Todo comenzó con un intercambio público entre Arturo Pérez-Reverte y el crítico de arte El Barroquista: mientras este último elogió el Guernica como la obra más relevante del arte español, Pérez-Reverte replicó que “Goya nos pintó el alma” con su Duelo a garrotazos. Esta acalorada conversación en redes sociales hizo evidente algo que va más allá de la subjetividad estética: la cultura se disputa con la ferocidad de una carrera por la visibilidad.
A diferencia del deporte, donde los ganadores se determinan por resultados precisos, en el campo cultural la evaluación es difusa. Se valora mediante listas de “mejores”, premios, reseñas y "me gusta" en redes. Especialmente para creadores jóvenes, estas distinciones son trampolines para construir reputación y proyección profesional, aunque no asegura beneficios económicos.
Según los análisis sociológicos citados en el artículo, la competencia cultural también es una forma de distinción social: asumir un gusto cultural "superior" es a menudo demostrar pertenencia a una elite. Al mismo tiempo, la crítica experta —tradicionalmente mediadora del gusto— se ve desplazada por opiniones de masas en redes, donde prevalece lo emocional e inmediato.

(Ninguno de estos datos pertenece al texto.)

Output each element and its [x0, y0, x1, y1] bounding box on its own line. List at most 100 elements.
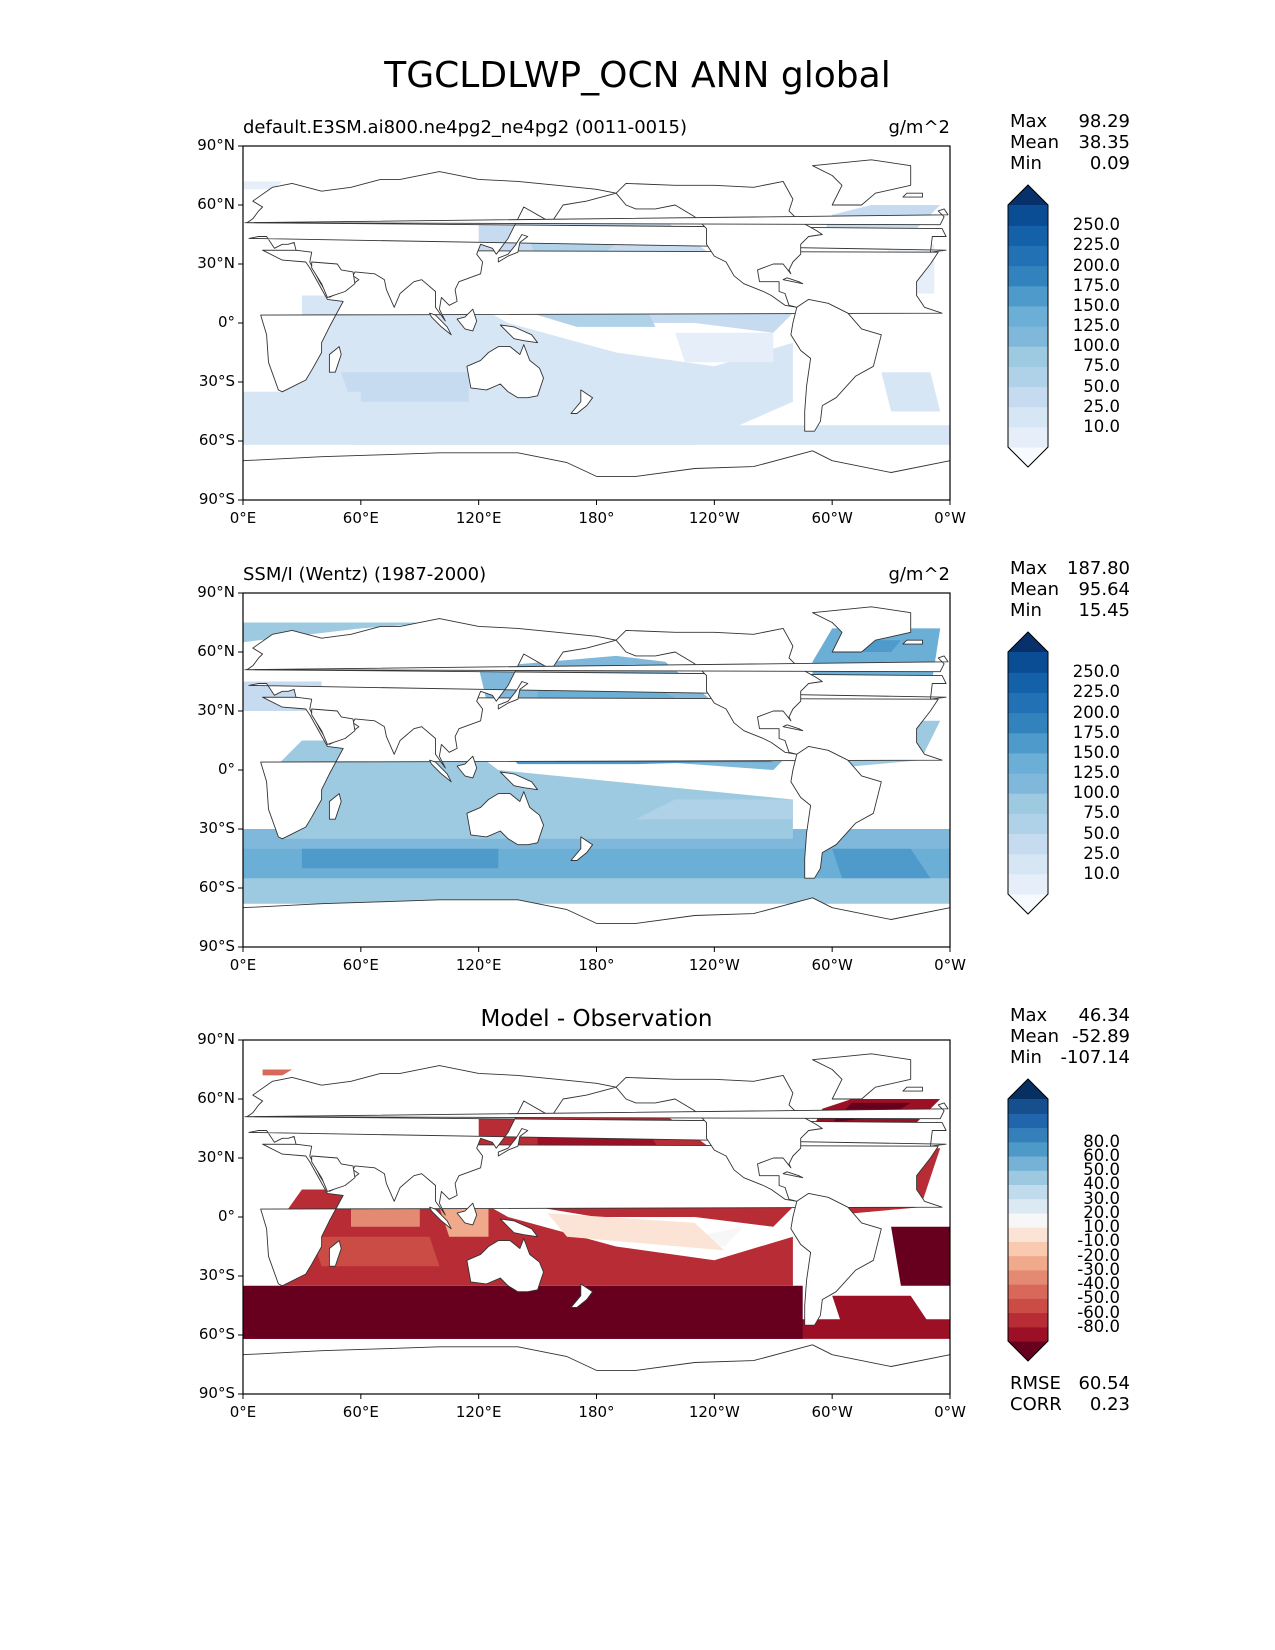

El crítico Peio Aguirre lo resume así: la cultura está imbricada en la lógica del mercado neoliberal. La competitividad se alimenta de las dinámicas de consumo rápido y la polarización entre lo mainstream y lo singular. En ese contexto, nuestra defensa de una obra cultural no es casi nunca un juicio neutral, sino una reafirmación identitaria en tiempos de visibilidad digital casi instantánea.
En lugar de debatir quién es mejor, quizás resulte más fructífero pensar cómo una obra cultural nos transforma en lo personal: cómo impacta nuestras emociones, nuestras ideas, y cómo establecemos un vínculo duradero con ella.